JULIA NAGY | The Natchez Democrat — The Rev. David O’Connor preaches during Christmas morning mass at St. Mary Basilica.

Locals observe Christmas Mass

Published 12:04am Wednesday, December 26, 2012

By JULIA NAGY

NATCHEZ — As the pitter-patter of rain fell against St. Mary Basilica’s ornate stained glass windows, the Rev. David O’Connor preached to his congregation on Christmas morning.

“It’s a good time to think about the blessings in our life,” he said during the service.

JULIA NAGY | The Natchez Democrat — David Troutman sings a hymn during Christmas mass at St. Mary Basilica.

St. Mary Basilica hosted mass Christmas morning, attracting individuals from other Christian denominations.

David Troutman, who was raised in the Church of England, attended the service even though his background is Presbyterian.

“You can still worship God, even if it isn’t in your tradition,” Troutman said. “I want to celebrate and worship on Christmas Day.”

Troutman along with approximately 50 members of the community attended the mass.

O’Connor stressed the importance of the real meaning of Christmas.

“Jesus gave us an example of what it means to be a good human being,” O’Connor said. “You and I want to do what is right. We are challenged to cherish our gift of human life.”

JULIA NAGY | The Natchez Democrat — Betty Lou Hicks prays during Christmas morning mass at St. Mary Basilica.

Rain or shine, the Smith family was going to go to Christmas mass.

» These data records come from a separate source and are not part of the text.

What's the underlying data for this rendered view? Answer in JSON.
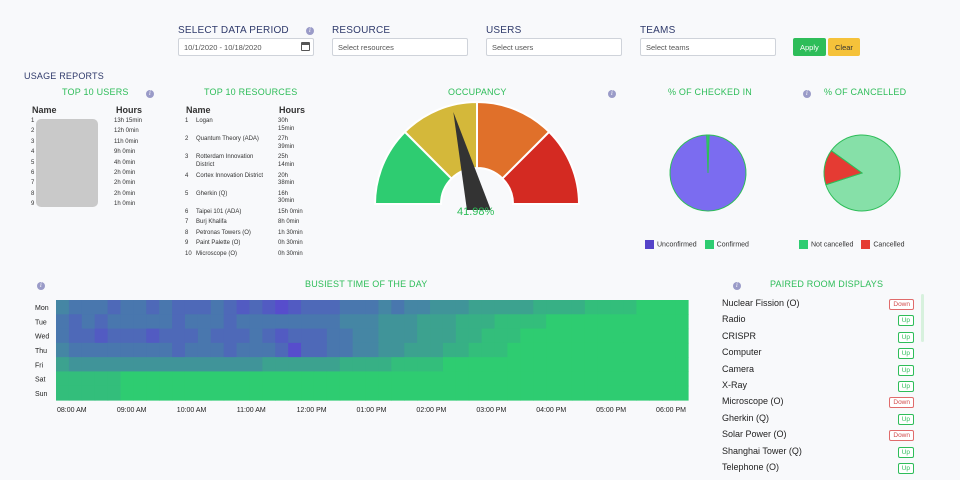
{
  "filters": {
    "period_label": "SELECT DATA PERIOD",
    "period_value": "10/1/2020 - 10/18/2020",
    "resource_label": "RESOURCE",
    "resource_placeholder": "Select resources",
    "users_label": "USERS",
    "users_placeholder": "Select users",
    "teams_label": "TEAMS",
    "teams_placeholder": "Select teams",
    "apply": "Apply",
    "clear": "Clear"
  },
  "section_title": "USAGE REPORTS",
  "top_users": {
    "title": "TOP 10 USERS",
    "col_name": "Name",
    "col_hours": "Hours",
    "rows": [
      {
        "rank": "1",
        "hours": "13h 15min"
      },
      {
        "rank": "2",
        "hours": "12h 0min"
      },
      {
        "rank": "3",
        "hours": "11h 0min"
      },
      {
        "rank": "4",
        "hours": "9h 0min"
      },
      {
        "rank": "5",
        "hours": "4h 0min"
      },
      {
        "rank": "6",
        "hours": "2h 0min"
      },
      {
        "rank": "7",
        "hours": "2h 0min"
      },
      {
        "rank": "8",
        "hours": "2h 0min"
      },
      {
        "rank": "9",
        "hours": "1h 0min"
      }
    ]
  },
  "top_resources": {
    "title": "TOP 10 RESOURCES",
    "col_name": "Name",
    "col_hours": "Hours",
    "rows": [
      {
        "rank": "1",
        "name": "Logan",
        "name2": "",
        "hours": "30h",
        "hours2": "15min"
      },
      {
        "rank": "2",
        "name": "Quantum Theory (ADA)",
        "name2": "",
        "hours": "27h",
        "hours2": "39min"
      },
      {
        "rank": "3",
        "name": "Rotterdam Innovation",
        "name2": "District",
        "hours": "25h",
        "hours2": "14min"
      },
      {
        "rank": "4",
        "name": "Cortex Innovation District",
        "name2": "",
        "hours": "20h",
        "hours2": "38min"
      },
      {
        "rank": "5",
        "name": "Gherkin (Q)",
        "name2": "",
        "hours": "16h",
        "hours2": "30min"
      },
      {
        "rank": "6",
        "name": "Taipei 101 (ADA)",
        "name2": "",
        "hours": "15h 0min",
        "hours2": ""
      },
      {
        "rank": "7",
        "name": "Burj Khalifa",
        "name2": "",
        "hours": "8h 0min",
        "hours2": ""
      },
      {
        "rank": "8",
        "name": "Petronas Towers (O)",
        "name2": "",
        "hours": "1h 30min",
        "hours2": ""
      },
      {
        "rank": "9",
        "name": "Paint Palette (O)",
        "name2": "",
        "hours": "0h 30min",
        "hours2": ""
      },
      {
        "rank": "10",
        "name": "Microscope (O)",
        "name2": "",
        "hours": "0h 30min",
        "hours2": ""
      }
    ]
  },
  "occupancy": {
    "title": "OCCUPANCY",
    "value": 41.98,
    "value_label": "41.98%",
    "colors": [
      "#2ecc71",
      "#d4b83a",
      "#e0702a",
      "#d42a22"
    ]
  },
  "checked_in": {
    "title": "% OF CHECKED IN",
    "unconfirmed": 99,
    "confirmed": 1,
    "labels": [
      "Unconfirmed",
      "Confirmed"
    ],
    "colors": [
      "#7b6cf0",
      "#2ecc71"
    ]
  },
  "cancelled": {
    "title": "% OF CANCELLED",
    "not_cancelled": 85,
    "cancelled": 15,
    "labels": [
      "Not cancelled",
      "Cancelled"
    ],
    "colors": [
      "#86e0a8",
      "#e53b33"
    ]
  },
  "chart_data": {
    "type": "heatmap",
    "title": "BUSIEST TIME OF THE DAY",
    "rows": [
      "Mon",
      "Tue",
      "Wed",
      "Thu",
      "Fri",
      "Sat",
      "Sun"
    ],
    "columns": [
      "08:00 AM",
      "09:00 AM",
      "10:00 AM",
      "11:00 AM",
      "12:00 PM",
      "01:00 PM",
      "02:00 PM",
      "03:00 PM",
      "04:00 PM",
      "05:00 PM",
      "06:00 PM"
    ],
    "values": [
      [
        0.5,
        0.6,
        0.6,
        0.6,
        0.7,
        0.6,
        0.6,
        0.7,
        0.6,
        0.7,
        0.7,
        0.7,
        0.6,
        0.7,
        0.8,
        0.7,
        0.8,
        0.9,
        0.8,
        0.7,
        0.7,
        0.7,
        0.6,
        0.6,
        0.6,
        0.5,
        0.6,
        0.5,
        0.5,
        0.4,
        0.4,
        0.4,
        0.3,
        0.3,
        0.3,
        0.3,
        0.3,
        0.2,
        0.2,
        0.2,
        0.2,
        0.1,
        0.1,
        0.1,
        0.1,
        0.0,
        0.0,
        0.0,
        0.0
      ],
      [
        0.6,
        0.7,
        0.6,
        0.7,
        0.6,
        0.6,
        0.6,
        0.6,
        0.6,
        0.7,
        0.6,
        0.6,
        0.6,
        0.7,
        0.6,
        0.6,
        0.6,
        0.6,
        0.6,
        0.6,
        0.6,
        0.6,
        0.5,
        0.5,
        0.5,
        0.4,
        0.4,
        0.4,
        0.3,
        0.3,
        0.3,
        0.2,
        0.2,
        0.2,
        0.1,
        0.1,
        0.1,
        0.1,
        0.0,
        0.0,
        0.0,
        0.0,
        0.0,
        0.0,
        0.0,
        0.0,
        0.0,
        0.0,
        0.0
      ],
      [
        0.6,
        0.7,
        0.7,
        0.8,
        0.7,
        0.7,
        0.7,
        0.8,
        0.7,
        0.7,
        0.7,
        0.6,
        0.7,
        0.7,
        0.7,
        0.6,
        0.7,
        0.8,
        0.7,
        0.7,
        0.7,
        0.6,
        0.6,
        0.5,
        0.5,
        0.4,
        0.4,
        0.4,
        0.3,
        0.3,
        0.3,
        0.2,
        0.2,
        0.1,
        0.1,
        0.1,
        0.0,
        0.0,
        0.0,
        0.0,
        0.0,
        0.0,
        0.0,
        0.0,
        0.0,
        0.0,
        0.0,
        0.0,
        0.0
      ],
      [
        0.5,
        0.6,
        0.6,
        0.6,
        0.6,
        0.6,
        0.6,
        0.6,
        0.6,
        0.7,
        0.6,
        0.6,
        0.6,
        0.7,
        0.6,
        0.6,
        0.6,
        0.7,
        0.9,
        0.7,
        0.7,
        0.6,
        0.6,
        0.5,
        0.5,
        0.4,
        0.4,
        0.3,
        0.3,
        0.3,
        0.2,
        0.2,
        0.1,
        0.1,
        0.1,
        0.0,
        0.0,
        0.0,
        0.0,
        0.0,
        0.0,
        0.0,
        0.0,
        0.0,
        0.0,
        0.0,
        0.0,
        0.0,
        0.0
      ],
      [
        0.3,
        0.4,
        0.4,
        0.4,
        0.4,
        0.4,
        0.4,
        0.4,
        0.4,
        0.4,
        0.4,
        0.4,
        0.4,
        0.4,
        0.4,
        0.4,
        0.3,
        0.3,
        0.3,
        0.3,
        0.3,
        0.3,
        0.2,
        0.2,
        0.2,
        0.2,
        0.1,
        0.1,
        0.1,
        0.1,
        0.0,
        0.0,
        0.0,
        0.0,
        0.0,
        0.0,
        0.0,
        0.0,
        0.0,
        0.0,
        0.0,
        0.0,
        0.0,
        0.0,
        0.0,
        0.0,
        0.0,
        0.0,
        0.0
      ],
      [
        0.1,
        0.1,
        0.1,
        0.1,
        0.1,
        0.0,
        0.0,
        0.0,
        0.0,
        0.0,
        0.0,
        0.0,
        0.0,
        0.0,
        0.0,
        0.0,
        0.0,
        0.0,
        0.0,
        0.0,
        0.0,
        0.0,
        0.0,
        0.0,
        0.0,
        0.0,
        0.0,
        0.0,
        0.0,
        0.0,
        0.0,
        0.0,
        0.0,
        0.0,
        0.0,
        0.0,
        0.0,
        0.0,
        0.0,
        0.0,
        0.0,
        0.0,
        0.0,
        0.0,
        0.0,
        0.0,
        0.0,
        0.0,
        0.0
      ],
      [
        0.1,
        0.1,
        0.1,
        0.1,
        0.1,
        0.0,
        0.0,
        0.0,
        0.0,
        0.0,
        0.0,
        0.0,
        0.0,
        0.0,
        0.0,
        0.0,
        0.0,
        0.0,
        0.0,
        0.0,
        0.0,
        0.0,
        0.0,
        0.0,
        0.0,
        0.0,
        0.0,
        0.0,
        0.0,
        0.0,
        0.0,
        0.0,
        0.0,
        0.0,
        0.0,
        0.0,
        0.0,
        0.0,
        0.0,
        0.0,
        0.0,
        0.0,
        0.0,
        0.0,
        0.0,
        0.0,
        0.0,
        0.0,
        0.0
      ]
    ],
    "color_low": "#2ecc71",
    "color_high": "#5b3fd6",
    "legend": "none"
  },
  "paired_rooms": {
    "title": "PAIRED ROOM DISPLAYS",
    "rooms": [
      {
        "name": "Nuclear Fission (O)",
        "status": "Down"
      },
      {
        "name": "Radio",
        "status": "Up"
      },
      {
        "name": "CRISPR",
        "status": "Up"
      },
      {
        "name": "Computer",
        "status": "Up"
      },
      {
        "name": "Camera",
        "status": "Up"
      },
      {
        "name": "X-Ray",
        "status": "Up"
      },
      {
        "name": "Microscope (O)",
        "status": "Down"
      },
      {
        "name": "Gherkin (Q)",
        "status": "Up"
      },
      {
        "name": "Solar Power (O)",
        "status": "Down"
      },
      {
        "name": "Shanghai Tower (Q)",
        "status": "Up"
      },
      {
        "name": "Telephone (O)",
        "status": "Up"
      }
    ]
  },
  "icons": {
    "info": "info-icon",
    "calendar": "calendar-icon"
  }
}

They’ve done it every year.

“That’s just what we do as a family,” Mattie Smith said. “It’s very important.”

O’Connor also stressed the importance of family and remembering the good deeds human beings can do.

O’Connor talked about the duality of man, having a good and bad side.

The congregation sang various hymns, celebrating the birth of a savior.

For Key Smith, the service had meaning.

“This is the reason Christianity is here,” Smith said. “Without Jesus, this day, Christianity wouldn’t exist.”

O’Connor stressed holding onto the good side of humanity.

“We need to reaffirm our own humanness and the goodness in our minds,” O’Connor said. “Trying to be a good human being is part of our obligation.”